Kedudukan PPATK ini justru lebih dipertegas dengan Tata Kerjanya yanga diatur dalam Peraturan Presiden Republik Indonesia Nomor 10 Tahun 2022, tentang Organisasi dan Tata Kerja ( OTK) PPATK, di mana dalam OTK PPATK tersebut, PPATK dalam menjalan tugas, fungsi dan kewenangannya wajib menolak segala bentuk campur tangan pihak mana pun.
Dan di dalam OTK PPATK telah menegaskan bahwa PPATK membuat dan menyampaikan laporan pelaksanaan tugas, fungsi dan wewenangnya secara berkala setiap 6 (enam) bulan kepada Presiden RI dan DPR RI.
Selain Perpres RI Nomor 10 Tahun 2022, sebelumnya telah diterbitkan Perpres RI Nomor 6 Tahun 2012 tentang Komite Koordinasi Nasional Pencegahan dan Pemberantasan TPPU. Sesungguhnya Komite ini berdasarkan pasal 3 dan pasal 4 Perpres tersebut hanya memiliki tugas dan fungsi (tusi) mengkoordinasikan penanganan pencegahan dan pemberantasan TPPU dan merumuskan arah dan kebijakan dalam pencegahan dan pemberantasan TPPU, artinya Tusi dari Komite ini tidak lebih dari pekerjan teknis koordinasi penanganan.
Selanjutnya bila kita mau jujur, sesungguhnya Lembaga PPATK kita ini lebih mencontoh atau lebih mirip dengan Financial Intelligence Unit, sehingga Hasil Analisis (HA) dan Hasil Pemeriksaan (HP) dikategorikan data intelejen keuangan, untuk itu Pertanggung jawaban dari hasil analisis dan pemeriksaan oleh Pimpinan PPATK disampaikan langsung kepada Presiden Republik Indonesia.
Kalau berdasarkan uraian di atas dalam persepktif hukum tata negara, maka seharusnya kegaduhan di tingkat elit seperti yang tonton ratusan ribu rakyat dilayar televisi dan media sosial lainnya tidak perlu terjadi. Berdasarkan OTK PPATK yang diatur dalam Perpres Nomor 10 Tahun 2022, maupun Perpres Nomor 6 Tahun 2012 sama sekali tidak mengatur adanya publikasi HA dan HP PPATK secara terbuka, karena ini adalah data inteligen keuangan, maka salurannya langsung ke Presiden, nanti setelah HA dan HP tersebut sudah di tangan Presiden, baru Presiden memangil para pembantunya yaitu para menteri untuk ikut membahas dalam rapat tertutup dan terbatas.

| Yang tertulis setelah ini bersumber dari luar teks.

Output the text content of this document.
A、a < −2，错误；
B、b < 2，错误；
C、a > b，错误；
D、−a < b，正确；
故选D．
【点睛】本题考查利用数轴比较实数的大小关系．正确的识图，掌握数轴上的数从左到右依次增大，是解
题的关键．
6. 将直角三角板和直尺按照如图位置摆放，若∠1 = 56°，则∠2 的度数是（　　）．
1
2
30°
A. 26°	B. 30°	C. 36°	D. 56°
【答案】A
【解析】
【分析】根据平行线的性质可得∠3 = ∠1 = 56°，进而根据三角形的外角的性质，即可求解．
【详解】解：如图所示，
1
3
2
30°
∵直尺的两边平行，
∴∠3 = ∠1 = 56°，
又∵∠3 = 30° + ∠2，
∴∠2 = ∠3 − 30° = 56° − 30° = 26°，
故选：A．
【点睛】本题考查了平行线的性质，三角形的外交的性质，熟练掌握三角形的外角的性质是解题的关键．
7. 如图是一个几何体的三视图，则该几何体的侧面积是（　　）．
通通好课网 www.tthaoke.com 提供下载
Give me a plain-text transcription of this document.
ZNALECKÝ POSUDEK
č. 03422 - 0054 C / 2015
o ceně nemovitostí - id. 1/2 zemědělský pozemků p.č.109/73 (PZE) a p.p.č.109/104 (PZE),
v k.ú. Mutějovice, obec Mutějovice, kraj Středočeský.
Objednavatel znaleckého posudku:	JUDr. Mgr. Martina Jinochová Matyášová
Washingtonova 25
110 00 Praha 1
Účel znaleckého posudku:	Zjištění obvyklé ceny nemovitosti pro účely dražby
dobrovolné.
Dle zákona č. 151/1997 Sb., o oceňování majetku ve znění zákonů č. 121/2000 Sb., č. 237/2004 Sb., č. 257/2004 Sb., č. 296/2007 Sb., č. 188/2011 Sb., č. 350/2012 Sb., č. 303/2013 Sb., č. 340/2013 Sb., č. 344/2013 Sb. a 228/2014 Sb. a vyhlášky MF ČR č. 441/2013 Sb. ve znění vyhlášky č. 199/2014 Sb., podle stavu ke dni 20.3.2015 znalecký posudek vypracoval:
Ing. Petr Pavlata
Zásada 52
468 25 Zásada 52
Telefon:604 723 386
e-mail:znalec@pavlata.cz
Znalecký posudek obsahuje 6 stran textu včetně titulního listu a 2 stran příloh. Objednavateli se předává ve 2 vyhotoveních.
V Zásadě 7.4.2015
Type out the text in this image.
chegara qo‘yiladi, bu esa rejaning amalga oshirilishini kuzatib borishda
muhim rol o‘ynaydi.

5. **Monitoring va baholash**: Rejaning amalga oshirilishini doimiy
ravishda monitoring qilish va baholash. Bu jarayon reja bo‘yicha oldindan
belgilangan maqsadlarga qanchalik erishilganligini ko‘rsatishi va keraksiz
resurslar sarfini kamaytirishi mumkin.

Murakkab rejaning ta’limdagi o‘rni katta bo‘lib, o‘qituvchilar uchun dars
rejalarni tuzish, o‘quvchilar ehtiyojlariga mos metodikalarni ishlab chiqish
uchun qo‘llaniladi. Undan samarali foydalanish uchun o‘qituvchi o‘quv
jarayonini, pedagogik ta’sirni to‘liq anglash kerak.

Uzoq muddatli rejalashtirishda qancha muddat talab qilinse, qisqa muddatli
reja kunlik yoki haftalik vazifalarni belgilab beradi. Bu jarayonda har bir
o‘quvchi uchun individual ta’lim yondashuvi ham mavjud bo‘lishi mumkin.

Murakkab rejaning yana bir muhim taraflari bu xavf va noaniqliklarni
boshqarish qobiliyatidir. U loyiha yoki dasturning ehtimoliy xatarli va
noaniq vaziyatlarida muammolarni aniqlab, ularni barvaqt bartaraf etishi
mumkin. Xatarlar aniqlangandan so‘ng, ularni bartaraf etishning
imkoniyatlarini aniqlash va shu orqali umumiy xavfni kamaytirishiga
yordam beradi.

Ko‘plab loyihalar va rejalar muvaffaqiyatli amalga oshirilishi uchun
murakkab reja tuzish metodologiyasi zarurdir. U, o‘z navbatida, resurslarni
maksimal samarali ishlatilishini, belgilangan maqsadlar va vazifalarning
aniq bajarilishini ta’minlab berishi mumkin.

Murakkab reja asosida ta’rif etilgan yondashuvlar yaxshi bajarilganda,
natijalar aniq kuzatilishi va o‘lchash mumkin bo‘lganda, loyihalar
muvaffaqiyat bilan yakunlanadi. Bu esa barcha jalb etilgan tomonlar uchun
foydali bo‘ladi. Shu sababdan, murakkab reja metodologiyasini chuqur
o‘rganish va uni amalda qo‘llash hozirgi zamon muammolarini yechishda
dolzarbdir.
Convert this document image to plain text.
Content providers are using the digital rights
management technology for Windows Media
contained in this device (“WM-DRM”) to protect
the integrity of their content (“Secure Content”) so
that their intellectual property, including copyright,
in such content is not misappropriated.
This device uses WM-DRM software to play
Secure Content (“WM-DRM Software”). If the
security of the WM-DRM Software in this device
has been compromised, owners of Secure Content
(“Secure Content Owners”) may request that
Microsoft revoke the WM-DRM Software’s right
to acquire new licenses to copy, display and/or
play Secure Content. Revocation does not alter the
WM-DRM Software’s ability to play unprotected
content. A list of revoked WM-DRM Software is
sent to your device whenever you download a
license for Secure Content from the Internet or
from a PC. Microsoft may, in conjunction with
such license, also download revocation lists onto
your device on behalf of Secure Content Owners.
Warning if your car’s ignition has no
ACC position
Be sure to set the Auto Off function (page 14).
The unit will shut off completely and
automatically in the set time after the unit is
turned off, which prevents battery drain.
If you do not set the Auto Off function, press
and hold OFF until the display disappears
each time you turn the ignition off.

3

Begitupun mekanisme yang sama akan terjadi juga di DPR setelah HA dan HP PPATK sampai ke DPR, baru akan dibahas tertutup dan terbatas oleh Pimpinan DPR dan Pimpinan serta Anggota Komisi terkait.
Bila akhirnya Presiden berdasarkan hasil ratas atau ratup ternyata berkesimpulan, bahwa memang benar data informasi yang terangkum dalam HA dan HP PPATK terindikasi kuat dan meyakinkan merupakan TPPU, maka Presiden melalui Menkopolhukkam memerintahkan Kapolri, Kejaksaan, dan bahkan KPK untuk menangani penyelidikan dan penyidikan dengan target membuktikan TPPU dan juga predikat crimenya.
Yang perlu diketahui juga bahwa Hasil Analisis dan Hasil Peneriksaan PPATK yang merupakan data inteligen belum dapat secara langsung diklaim sebagai bukti permulaan, yang kemudian dapat dipublikasikan secara terbuka, karena kedua dokumen ini masih lebih bersifat laporan adminstratif dari PPATK kepada Presiden, nanti dari hasil Ratas atau Ratup Presiden dengan Menko dan menteri terkait termasuk Kapolri, Kejaksaan dan KPK, yang membahas HA dan HP PPATK itu diputuskan untuk ditindaklanjuti sesuai proses hukum TTPU baru dilakukan oleh penyelidikan dan penyidikan oleh Penyidikan Polri atau Pejabat Penyidik Pegawai Negeri Sipil di PPATK atau di Kemeterian Keuangan.
Kegaduhan publik ini terjadi karena angka atau nominal uang begitu besar yaitu 349 Triliyun dan secara langsung disebutkan terjadi di lingkup Ditjen Pajak dan Ditjen Bea Cukai Kementerian Keuangan Republik Indonesia, inilah sumber kegaduhan dan yang lebih mengejutkan lagi Anggota DPR RI Komisi terkait ikut terkejut, padahal jumlah sebesar itu adalah akumulasi 14 tahun lalu, dan seharusnya DPR tidak perlu terkejut karena UU PPATK telah mewajibkan PPATK untuk memberikan atau menyampaikan laporan kepada Presiden RI dan DPR RI secara berkala 6 ( enam ) bulan sekali.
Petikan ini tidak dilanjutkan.